My New Invention

I’ve not worked in four months.

I’m not only bored to tears, I’m going broke.  So in between trying to remain sane and groveling for jobs at the quarry, I’ve decided to ease my pain of impending poverty by inventing the most ingenious device for quick make-up application.

Women and drag queens are gonna LOVE IT!!!

PREMISE:  Women simply do not have the time to apply a full compliment of make-up every morning.  So, why not make make-up an exercise that takes only 5.2 seconds to apply?

The brain trust here at Laurie Industries under my direction, have come up with the physical product that I could only conceive in thought and on paper…

Behold….the Cleenax Insta-Make Up!!!!!!!!!!!!!!!!


That’s right.  Each tissue in each box has a completely different look and each sheet comes with a full application of make-up…eye shadow and liner; mascara, eyebrows, blush, lipstick, foundation, the works!!

You simply pull out one Cleenax Insta Makeup sheet,  place it make-up side up; lay it flat against a table or countertop and simply roll your case across it like a common blotter!    And voila!!!    You’ve got a face full of make-up!

Quick, easy….it’s beauty in an instant!!!

Different looks run the gamut, too:  day, night…formal, casual, Emmett Kelly, dramatic, simple… everyday.

Here’s the look one will get from our most basic make-up application:  The No Frills Standard Issue Sheet:


This is for the gal who’s all about the “no fuss” approach to makeup.  You saw this particular sheet still in the box which I displayed at the top of this post.

Next, for the risk takers out there, we offer the  “Ash Wednesday” look.


Perfect, if this is what soots you!!

Taken right out of the surrealist  archives of Catalan, this is the “Salvador Dolly”:


Ladies, you know that gentlemen always love the Bukkake look:


Uh, er…make that Kabuki, that’s right Kabuki.

Oops!   Sorry.

And guys, we didn’t forget about you!!!   We offer two conservative looks that are crisp and clean and criminal.   We’ve based these two examples on former  Bush adviser, Karl Rove.

VERSION ONE is the original Karl Rove:



And this is VERSION TWO:  The Karl Rove-Slash-Mark David Chapman, Beatle Killer



Back to Femalia.  Here’s our last offering.  It’s a two-part Max Factor-based homage to that little cherubic Brit and younger daughter of a one Mr. Ozzie Osbourne:

VERSION ONE:   The Kelly Osbourne


And VERSION TWO:   The More Dramatic  Kelly Osbourne-Slash-Lon Chaney as The Phantom of The Opera.

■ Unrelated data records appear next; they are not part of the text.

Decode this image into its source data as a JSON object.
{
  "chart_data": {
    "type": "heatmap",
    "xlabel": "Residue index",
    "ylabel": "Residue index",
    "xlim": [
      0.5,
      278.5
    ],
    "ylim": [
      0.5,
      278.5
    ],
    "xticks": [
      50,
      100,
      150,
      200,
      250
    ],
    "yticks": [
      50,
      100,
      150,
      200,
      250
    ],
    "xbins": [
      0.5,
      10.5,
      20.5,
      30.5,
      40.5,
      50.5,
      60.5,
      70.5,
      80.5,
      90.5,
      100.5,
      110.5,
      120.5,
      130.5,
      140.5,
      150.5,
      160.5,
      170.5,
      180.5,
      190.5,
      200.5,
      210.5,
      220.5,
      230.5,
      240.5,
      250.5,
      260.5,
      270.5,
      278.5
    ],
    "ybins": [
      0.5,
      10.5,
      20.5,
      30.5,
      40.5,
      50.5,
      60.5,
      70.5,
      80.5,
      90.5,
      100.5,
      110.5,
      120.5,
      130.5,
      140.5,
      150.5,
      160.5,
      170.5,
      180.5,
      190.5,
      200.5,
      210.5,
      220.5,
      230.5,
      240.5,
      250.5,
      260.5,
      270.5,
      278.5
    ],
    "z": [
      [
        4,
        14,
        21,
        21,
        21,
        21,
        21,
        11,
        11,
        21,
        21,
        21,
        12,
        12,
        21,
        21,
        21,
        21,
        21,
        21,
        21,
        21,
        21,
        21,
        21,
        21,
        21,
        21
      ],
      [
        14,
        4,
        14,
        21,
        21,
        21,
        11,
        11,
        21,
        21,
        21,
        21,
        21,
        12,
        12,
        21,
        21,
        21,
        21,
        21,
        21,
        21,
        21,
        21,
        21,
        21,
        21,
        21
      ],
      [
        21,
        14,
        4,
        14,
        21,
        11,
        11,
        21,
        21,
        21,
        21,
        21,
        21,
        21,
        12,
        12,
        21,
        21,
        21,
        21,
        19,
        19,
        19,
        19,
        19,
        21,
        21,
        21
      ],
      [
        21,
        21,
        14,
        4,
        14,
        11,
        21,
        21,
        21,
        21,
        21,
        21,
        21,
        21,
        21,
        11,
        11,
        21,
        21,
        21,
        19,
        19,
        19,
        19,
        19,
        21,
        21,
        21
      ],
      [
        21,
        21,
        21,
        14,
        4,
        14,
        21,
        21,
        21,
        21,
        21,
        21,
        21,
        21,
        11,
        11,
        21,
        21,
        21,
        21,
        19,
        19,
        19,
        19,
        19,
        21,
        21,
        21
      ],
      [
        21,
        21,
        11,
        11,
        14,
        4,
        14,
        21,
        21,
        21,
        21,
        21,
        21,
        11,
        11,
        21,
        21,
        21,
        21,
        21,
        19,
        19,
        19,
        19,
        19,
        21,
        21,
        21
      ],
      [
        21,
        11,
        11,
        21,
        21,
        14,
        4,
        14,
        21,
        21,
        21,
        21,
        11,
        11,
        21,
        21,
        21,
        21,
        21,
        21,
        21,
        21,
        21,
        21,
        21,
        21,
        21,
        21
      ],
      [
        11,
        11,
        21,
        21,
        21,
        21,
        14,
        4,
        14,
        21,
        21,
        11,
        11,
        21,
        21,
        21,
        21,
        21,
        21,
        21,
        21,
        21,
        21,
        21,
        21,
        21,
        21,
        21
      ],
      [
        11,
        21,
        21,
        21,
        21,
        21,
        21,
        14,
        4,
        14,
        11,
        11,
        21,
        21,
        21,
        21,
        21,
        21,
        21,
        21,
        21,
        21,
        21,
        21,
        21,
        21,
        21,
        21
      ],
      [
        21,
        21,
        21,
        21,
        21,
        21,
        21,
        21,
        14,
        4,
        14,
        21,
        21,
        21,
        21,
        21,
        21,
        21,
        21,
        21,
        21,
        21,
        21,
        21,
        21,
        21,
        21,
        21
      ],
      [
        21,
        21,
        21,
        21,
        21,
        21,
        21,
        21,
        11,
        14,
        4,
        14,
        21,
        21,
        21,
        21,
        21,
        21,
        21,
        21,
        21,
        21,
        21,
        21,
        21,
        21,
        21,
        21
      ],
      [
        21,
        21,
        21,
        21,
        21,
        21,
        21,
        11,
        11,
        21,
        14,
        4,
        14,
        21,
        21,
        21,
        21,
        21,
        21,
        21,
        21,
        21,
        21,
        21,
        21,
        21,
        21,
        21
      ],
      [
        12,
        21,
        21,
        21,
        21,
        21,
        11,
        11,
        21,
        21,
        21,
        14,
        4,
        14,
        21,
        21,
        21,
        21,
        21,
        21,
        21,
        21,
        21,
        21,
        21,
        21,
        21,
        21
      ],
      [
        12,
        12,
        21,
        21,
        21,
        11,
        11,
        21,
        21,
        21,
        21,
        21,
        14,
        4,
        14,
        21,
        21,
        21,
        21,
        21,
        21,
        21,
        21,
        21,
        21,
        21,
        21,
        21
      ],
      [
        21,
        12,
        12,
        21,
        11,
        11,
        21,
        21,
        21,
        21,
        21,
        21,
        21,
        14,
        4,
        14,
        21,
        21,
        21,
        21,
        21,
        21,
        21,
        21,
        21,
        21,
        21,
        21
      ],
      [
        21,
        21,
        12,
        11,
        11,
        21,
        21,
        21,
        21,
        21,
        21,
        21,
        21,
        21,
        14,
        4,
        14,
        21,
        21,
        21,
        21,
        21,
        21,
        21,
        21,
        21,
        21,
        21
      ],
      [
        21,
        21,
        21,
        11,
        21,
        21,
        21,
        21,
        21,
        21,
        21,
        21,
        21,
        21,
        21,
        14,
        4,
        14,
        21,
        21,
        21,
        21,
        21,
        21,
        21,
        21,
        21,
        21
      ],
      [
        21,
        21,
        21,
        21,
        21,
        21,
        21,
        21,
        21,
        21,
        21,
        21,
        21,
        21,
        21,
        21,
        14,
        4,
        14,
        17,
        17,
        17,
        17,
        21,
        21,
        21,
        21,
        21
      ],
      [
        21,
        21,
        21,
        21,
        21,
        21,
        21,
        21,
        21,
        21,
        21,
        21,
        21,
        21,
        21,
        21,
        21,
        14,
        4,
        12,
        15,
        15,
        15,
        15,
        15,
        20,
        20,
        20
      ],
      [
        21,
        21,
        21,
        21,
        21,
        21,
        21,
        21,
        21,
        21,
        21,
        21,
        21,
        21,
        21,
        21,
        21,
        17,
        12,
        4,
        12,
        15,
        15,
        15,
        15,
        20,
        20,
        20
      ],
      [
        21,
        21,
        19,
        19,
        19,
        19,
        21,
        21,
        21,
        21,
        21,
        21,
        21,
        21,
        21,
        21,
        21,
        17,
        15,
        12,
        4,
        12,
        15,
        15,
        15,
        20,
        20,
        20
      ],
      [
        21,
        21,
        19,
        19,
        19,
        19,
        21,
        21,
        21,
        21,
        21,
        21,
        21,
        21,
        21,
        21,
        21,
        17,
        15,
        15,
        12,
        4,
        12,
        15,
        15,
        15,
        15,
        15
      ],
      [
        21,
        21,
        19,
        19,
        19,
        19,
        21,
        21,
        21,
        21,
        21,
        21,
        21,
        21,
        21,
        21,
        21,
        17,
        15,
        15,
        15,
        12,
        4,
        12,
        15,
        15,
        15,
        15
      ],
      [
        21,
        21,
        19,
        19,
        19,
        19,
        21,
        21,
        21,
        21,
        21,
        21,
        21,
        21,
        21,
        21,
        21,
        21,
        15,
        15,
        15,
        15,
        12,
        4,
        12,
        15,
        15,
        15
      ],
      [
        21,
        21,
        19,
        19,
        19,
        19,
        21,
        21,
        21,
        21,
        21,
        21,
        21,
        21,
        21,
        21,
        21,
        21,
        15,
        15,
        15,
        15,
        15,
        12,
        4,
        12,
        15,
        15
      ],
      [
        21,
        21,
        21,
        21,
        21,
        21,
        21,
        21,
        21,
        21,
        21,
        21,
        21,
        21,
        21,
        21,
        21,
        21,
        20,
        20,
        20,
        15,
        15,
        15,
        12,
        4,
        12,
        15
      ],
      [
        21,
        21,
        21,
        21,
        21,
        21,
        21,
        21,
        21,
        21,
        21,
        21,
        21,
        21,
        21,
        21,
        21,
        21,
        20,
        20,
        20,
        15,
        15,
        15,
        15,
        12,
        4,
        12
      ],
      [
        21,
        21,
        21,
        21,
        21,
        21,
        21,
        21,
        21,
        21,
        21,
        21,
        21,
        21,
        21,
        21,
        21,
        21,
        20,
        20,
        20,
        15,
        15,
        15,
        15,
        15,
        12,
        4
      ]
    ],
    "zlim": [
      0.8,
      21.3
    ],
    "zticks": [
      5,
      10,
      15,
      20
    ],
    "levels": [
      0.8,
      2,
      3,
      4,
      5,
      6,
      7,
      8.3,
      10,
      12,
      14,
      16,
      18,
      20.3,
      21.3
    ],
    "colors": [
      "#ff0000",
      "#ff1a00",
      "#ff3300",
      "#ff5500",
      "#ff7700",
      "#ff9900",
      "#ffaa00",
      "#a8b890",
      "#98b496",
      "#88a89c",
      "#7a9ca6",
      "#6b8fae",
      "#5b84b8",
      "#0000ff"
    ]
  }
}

Cleenax Insta-Makeup promises to make YOU look lovely and ME, rich beyond the dreams of avarice!

Buy Cleenax Insta-Makeup where ever acne products are sold!!!!

Some assembly required.

Not available in parts of Arkansas, Southern  Idaho, Poughkeepsie and Fire Island.



  1. Enjoy your ruminations. One note, though. Your photo is Lon Chaney as “The Phantom of the Opera,” not Quasimodo

  2. Hilarious post Laurie. Thanks for the laugh. 😀

    Kudos to your company for developing such an ingenious and helpful product!

    May I humbly suggest these 2 possible variants to enhance the Cleenax line? How about a “Heavy Duty” package for the hopelessly hideous? And a “Natural” version, which looks like you’re wearing “no makeup at all”? Just a thought …

  3. Yes David and thank you. The Brain Trust and I are in the process of working on the ways and means of a De-Uglifier. A rather complicated device that essentially works like a humidifier, but instead of using water based steam, this will emit Chlorine Gas.

    We’re awaiting patent approval from the EPA.

    As I see it if you’re that ugly, then you’re an affront to humanity. And as the Bible tells those who read it, if something offends, burn that bitch up.

    It’s just my little contribution to maintain the beauty of this Big Blue Marble.


  4. Are you sure that the pictures of Karl Rove and David Chapman aren’t the same guys? Amazing. They look more alike than you and Papa Sam do.